No one would be mad enough to run a marathon without any training, but that is essentially what Christmas Island red crabs do every year. They spend months hunkered down, relatively inactive, in inland burrows waiting for the monsoon to come and as soon as the rains hit they're off, marching across the island for up to 12 h a day to the beaches where they mate and reproduce. So how do they pull off this remarkable athletic feat with virtually no training? Having been fascinated by the physiology of these extraordinary crustaceans for much of his career, Steve Morris, from the University of Bristol, knew that the crabs must make major changes to their muscle composition over a very short time to switch from muscle suited to anaerobic short-term sprinting (while inland) to aerobic high endurance muscle to sustain their coastal march. Curious to find out what modifications the crabs make, Morris teamed up with Ute Postel, Fiona Thompson, Gary Barker and Mark Viney to find out which genes are expressed most in the legs of crabs before and after embarking on their long haul hike (p. ).
Travelling to Christmas Island just before the monsoon broke, Morris and Postel collected leg muscles from crabs while they were migrating and returned 6 months later to collect muscles from the animals during the dry season. Back in the UK, Postel isolated the mRNA (the code molecule that is transcribed from genes and then translated to make protein) from the muscles to see if there were differences between the genes that were transcribed during the monsoon migration and those transcribed when the crabs were inactive during the dry season.
After months building a library from the mRNA molecules from both tissues and analysing the expression levels of many genes, the team could see that there were dramatic differences between the migrating and inactive crabs' muscles. Not surprisingly the majority of the genes expressed in the muscles coded for muscle proteins, such as actin, which forms part of the muscle's contractile unit, and troponin and tropomyosin, which regulate muscular contraction. And, when the team took a closer look at the versions of genes that were expressed, they could see that the immobile dry season crabs' muscles were tuned to short anaerobic sprints while the muscles of crabs that migrated during the monsoon were aerobic, extremely resistant to fatigue and ideal for the crab's arduous odyssey.

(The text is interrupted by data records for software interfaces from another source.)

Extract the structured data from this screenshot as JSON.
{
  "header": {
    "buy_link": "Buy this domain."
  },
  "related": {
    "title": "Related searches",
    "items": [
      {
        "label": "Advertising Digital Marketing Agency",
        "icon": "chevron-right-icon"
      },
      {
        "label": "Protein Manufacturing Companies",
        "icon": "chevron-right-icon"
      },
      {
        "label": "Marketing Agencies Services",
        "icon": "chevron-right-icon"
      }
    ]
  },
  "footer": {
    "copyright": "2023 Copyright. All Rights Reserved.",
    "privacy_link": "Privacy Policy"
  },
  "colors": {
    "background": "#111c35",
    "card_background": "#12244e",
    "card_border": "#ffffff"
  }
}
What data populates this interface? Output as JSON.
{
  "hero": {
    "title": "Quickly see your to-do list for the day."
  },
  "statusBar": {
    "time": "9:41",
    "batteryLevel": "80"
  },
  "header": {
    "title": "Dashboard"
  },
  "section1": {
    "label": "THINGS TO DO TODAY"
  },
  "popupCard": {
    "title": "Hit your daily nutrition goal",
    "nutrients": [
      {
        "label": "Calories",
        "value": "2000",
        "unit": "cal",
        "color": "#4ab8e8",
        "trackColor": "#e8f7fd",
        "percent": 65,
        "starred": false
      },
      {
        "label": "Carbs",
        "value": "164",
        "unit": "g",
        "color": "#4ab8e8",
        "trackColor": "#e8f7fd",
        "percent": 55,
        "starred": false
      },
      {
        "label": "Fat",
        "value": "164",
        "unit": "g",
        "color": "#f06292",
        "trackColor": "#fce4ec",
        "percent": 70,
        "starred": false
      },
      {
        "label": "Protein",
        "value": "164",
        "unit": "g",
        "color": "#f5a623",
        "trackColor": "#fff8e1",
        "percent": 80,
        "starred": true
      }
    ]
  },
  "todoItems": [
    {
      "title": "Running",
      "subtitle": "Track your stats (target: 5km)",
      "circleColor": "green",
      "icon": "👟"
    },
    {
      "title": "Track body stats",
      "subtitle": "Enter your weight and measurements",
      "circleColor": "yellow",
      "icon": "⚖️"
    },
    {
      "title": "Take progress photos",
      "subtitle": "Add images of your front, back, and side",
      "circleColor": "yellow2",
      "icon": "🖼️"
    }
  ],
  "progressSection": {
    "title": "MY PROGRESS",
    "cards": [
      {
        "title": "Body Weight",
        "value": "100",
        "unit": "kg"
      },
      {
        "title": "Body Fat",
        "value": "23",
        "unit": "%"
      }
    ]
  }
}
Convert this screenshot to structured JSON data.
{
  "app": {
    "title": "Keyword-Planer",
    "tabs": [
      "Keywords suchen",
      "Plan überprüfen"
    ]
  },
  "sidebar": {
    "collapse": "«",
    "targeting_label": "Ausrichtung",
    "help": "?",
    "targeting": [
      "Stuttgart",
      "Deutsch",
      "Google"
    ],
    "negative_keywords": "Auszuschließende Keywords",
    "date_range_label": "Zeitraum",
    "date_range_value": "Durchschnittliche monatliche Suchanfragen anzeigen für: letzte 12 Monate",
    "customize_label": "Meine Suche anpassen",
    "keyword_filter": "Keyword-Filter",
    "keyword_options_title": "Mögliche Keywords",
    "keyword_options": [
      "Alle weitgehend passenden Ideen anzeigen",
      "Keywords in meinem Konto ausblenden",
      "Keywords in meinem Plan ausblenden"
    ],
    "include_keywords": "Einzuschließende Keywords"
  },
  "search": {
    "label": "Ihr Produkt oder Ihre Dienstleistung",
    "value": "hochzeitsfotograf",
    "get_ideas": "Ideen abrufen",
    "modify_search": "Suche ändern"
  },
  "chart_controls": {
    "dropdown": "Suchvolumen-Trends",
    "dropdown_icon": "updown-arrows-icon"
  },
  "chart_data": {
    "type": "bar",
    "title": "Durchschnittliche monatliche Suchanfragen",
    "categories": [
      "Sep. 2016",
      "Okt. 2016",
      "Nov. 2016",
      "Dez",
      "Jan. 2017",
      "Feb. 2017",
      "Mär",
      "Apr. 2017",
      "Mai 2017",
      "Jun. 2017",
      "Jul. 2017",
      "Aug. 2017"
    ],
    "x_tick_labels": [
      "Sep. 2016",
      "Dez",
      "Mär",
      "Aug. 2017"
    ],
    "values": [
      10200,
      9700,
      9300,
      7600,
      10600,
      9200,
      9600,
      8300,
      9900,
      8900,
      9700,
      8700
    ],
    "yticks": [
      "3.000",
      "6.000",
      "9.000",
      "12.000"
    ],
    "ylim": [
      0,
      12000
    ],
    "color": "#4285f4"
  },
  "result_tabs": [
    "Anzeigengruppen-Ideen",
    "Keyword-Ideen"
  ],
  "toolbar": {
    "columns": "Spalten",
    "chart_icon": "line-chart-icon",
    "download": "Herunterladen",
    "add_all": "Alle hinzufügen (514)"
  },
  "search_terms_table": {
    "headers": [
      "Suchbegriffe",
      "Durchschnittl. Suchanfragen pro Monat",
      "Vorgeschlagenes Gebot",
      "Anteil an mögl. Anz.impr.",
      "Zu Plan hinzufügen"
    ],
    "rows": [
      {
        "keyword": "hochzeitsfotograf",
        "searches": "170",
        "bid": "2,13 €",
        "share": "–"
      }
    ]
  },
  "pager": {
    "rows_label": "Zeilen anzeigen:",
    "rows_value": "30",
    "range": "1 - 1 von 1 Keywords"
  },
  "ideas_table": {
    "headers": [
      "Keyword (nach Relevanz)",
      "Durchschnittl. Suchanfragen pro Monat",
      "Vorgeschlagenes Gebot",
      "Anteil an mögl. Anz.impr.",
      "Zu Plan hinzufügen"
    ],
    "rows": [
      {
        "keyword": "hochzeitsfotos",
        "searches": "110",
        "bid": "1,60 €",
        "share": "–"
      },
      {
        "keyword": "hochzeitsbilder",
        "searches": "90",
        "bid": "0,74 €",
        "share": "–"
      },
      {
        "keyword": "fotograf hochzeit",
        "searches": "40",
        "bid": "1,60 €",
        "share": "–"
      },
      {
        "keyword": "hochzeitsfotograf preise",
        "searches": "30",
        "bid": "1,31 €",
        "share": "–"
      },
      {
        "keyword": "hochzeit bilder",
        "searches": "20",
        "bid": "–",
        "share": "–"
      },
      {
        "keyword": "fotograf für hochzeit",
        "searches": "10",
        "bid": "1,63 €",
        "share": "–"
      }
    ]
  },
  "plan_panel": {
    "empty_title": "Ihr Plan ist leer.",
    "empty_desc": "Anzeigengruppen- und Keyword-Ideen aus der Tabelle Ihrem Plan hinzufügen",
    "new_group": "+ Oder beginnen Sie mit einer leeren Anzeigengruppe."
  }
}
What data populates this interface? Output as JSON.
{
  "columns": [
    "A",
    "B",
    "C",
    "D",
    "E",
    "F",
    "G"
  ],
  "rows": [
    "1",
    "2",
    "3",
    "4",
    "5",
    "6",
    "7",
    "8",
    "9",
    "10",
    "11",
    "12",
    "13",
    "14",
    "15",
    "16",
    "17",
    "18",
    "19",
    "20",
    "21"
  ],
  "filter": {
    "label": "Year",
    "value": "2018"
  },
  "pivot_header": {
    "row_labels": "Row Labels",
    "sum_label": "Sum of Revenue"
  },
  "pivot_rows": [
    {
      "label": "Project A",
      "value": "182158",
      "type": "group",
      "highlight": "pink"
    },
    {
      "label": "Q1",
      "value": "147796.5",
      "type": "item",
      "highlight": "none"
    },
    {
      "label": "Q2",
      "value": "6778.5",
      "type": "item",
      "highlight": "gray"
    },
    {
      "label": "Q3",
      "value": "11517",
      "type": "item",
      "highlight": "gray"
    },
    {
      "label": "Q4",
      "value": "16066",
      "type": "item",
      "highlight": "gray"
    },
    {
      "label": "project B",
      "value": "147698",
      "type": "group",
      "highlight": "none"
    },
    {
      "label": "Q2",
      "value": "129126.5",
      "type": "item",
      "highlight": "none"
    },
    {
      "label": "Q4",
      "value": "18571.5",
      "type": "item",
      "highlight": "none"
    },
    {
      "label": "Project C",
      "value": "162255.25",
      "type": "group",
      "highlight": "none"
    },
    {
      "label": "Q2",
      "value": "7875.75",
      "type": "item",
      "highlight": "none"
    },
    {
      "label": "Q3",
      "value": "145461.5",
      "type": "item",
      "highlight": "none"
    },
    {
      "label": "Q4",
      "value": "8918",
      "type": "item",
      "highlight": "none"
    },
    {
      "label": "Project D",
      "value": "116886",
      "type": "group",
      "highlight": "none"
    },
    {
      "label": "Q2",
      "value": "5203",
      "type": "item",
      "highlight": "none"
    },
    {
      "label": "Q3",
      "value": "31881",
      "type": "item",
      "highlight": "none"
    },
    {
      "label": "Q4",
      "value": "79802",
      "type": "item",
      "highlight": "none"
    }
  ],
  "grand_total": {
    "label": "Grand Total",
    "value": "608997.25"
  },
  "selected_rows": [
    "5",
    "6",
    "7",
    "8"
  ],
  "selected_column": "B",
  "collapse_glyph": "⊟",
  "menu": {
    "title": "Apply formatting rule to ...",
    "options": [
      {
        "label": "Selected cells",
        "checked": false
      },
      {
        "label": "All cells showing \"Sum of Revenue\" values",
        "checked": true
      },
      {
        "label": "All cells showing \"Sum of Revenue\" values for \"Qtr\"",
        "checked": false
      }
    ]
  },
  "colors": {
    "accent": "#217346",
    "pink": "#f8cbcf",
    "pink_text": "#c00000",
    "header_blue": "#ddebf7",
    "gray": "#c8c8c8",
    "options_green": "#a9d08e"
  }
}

The team also found that mRNA transcripts of genes that code for proteins involved in muscle reconstruction were more abundant in the migrating crabs' legs and say ‘their comparative up-regulation is consistent with remodelling of leg muscle for migration in the wet season’. So the crabs' muscles undergo a dramatic change as the monsoon sets in, ready for their migration to the coast. Tragically, Morris did not live to see this work published as he was knocked off his bike on the way into the lab on the morning of 11 August 2009 and died later from his injuries. ‘The accident that killed Steve was on the day that the referees' comments came back; he never saw them,’ remembers Viney. ‘Steve was a traditional physiologist and this was the first time that he had done a study at the molecular level. It was a brave new departure for him and this paper is the first manifestation of this new direction of his research,’ says Viney. Reflecting on the impact of Morris's death on his friends and colleagues Viney says, ‘Steve never let anything stop him and we took that spirit on to get this paper out’.